Ethical brands are gaining a bigger market share and louder voice all the time: In recent weeks The Kite Factory has been appointed the first AOR for ethical banking brand Triodos and human rights lawyers Leigh Day. There is a significant market for these types of business.
PrideAM is calling for brands to use their power to help normalise LGBTQ lifestyles by including authentic representation of this community in their ads. They are confident attitudes can and will shift if LGBTQ people are more visible in the media.
WPP, Diageo and Waitrose are just some of the organisations that have recently made public pledges to cut their use of plastic.
As an industry we have the power to effect real, positive, long term change.
Marketers: The messages you put out are influential. We know the power that brands have to influence and inspire consumers. You are paying good money to get into the conscience of millions of people every day so be sure to use those opportunities wisely for maximum positive impact.
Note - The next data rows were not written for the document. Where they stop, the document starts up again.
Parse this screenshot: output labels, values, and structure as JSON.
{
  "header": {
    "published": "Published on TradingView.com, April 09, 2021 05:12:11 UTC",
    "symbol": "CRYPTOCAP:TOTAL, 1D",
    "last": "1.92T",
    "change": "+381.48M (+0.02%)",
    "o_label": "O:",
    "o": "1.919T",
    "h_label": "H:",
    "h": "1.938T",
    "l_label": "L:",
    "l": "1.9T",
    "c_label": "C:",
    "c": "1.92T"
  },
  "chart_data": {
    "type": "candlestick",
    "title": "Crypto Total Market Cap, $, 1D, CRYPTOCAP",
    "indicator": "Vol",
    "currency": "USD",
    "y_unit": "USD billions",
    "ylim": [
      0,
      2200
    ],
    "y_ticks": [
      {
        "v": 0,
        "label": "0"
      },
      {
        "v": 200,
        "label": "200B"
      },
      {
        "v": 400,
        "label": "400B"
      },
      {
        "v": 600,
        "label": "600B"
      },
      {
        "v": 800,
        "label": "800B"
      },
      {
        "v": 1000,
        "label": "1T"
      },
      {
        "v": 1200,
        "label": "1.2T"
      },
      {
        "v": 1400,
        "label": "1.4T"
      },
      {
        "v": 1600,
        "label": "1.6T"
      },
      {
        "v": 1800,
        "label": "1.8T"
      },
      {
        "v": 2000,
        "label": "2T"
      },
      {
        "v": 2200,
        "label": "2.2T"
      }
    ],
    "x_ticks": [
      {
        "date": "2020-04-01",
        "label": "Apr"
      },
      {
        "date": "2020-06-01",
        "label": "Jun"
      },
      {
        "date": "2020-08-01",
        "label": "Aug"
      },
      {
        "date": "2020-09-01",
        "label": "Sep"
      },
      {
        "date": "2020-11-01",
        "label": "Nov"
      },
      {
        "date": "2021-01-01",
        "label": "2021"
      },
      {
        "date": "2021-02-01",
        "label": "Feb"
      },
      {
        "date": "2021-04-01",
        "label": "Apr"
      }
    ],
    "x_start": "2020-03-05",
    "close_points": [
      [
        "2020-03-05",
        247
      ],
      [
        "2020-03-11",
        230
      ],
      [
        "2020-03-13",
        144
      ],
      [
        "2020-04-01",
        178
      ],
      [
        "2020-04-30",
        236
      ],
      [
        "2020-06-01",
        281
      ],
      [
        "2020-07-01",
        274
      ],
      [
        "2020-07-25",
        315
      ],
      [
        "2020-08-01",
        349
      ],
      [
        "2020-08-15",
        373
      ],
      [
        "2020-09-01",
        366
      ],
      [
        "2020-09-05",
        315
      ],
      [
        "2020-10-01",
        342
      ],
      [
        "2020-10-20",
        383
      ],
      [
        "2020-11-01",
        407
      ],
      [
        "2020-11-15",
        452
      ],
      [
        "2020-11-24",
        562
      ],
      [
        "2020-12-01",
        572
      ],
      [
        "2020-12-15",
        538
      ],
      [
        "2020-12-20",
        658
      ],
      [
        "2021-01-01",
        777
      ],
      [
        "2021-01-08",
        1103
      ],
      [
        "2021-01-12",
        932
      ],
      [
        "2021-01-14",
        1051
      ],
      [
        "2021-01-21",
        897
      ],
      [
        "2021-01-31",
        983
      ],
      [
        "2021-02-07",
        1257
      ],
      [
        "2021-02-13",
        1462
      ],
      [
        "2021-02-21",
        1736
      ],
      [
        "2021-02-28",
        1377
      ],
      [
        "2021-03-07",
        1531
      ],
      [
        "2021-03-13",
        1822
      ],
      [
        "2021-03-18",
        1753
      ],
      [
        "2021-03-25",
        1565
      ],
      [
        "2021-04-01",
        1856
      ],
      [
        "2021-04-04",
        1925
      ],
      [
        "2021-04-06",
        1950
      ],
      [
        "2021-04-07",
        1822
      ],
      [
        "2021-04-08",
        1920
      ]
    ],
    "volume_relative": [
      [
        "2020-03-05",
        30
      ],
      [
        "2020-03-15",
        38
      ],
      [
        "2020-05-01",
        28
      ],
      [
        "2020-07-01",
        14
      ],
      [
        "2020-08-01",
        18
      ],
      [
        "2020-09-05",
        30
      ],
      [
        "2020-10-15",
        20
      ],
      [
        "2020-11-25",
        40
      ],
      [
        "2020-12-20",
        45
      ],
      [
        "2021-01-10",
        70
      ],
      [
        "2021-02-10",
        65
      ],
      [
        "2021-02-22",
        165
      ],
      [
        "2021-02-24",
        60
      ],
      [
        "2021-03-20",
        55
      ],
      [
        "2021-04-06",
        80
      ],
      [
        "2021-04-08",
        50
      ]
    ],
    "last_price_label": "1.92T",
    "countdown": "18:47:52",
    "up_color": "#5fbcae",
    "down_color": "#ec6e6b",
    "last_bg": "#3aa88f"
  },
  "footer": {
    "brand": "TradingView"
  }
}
Agencies: Stand up for what you have the power to change. The campaigns we create for our clients’ brands have the potential to be game changers. Our responsibility lies in devising impactful, effective campaigns that do good not just to their sales figures but to the wider world. After all, brands who are seen to support positive change – in any number of ways – are proven to be seen more favourably by consumers, which will never harm the levels of long-term allegiance they have to a business.
So, my message is this: We are in a mess. Things are changing quicker than attitudes and that will never work out for anybody. Let us use our clout to rally the troops with powerful, unifying messages, inspiring behaviour and responsible attitudes. Let’s set a good example to the people who have lost their way. I’m looking at you, Downing Street.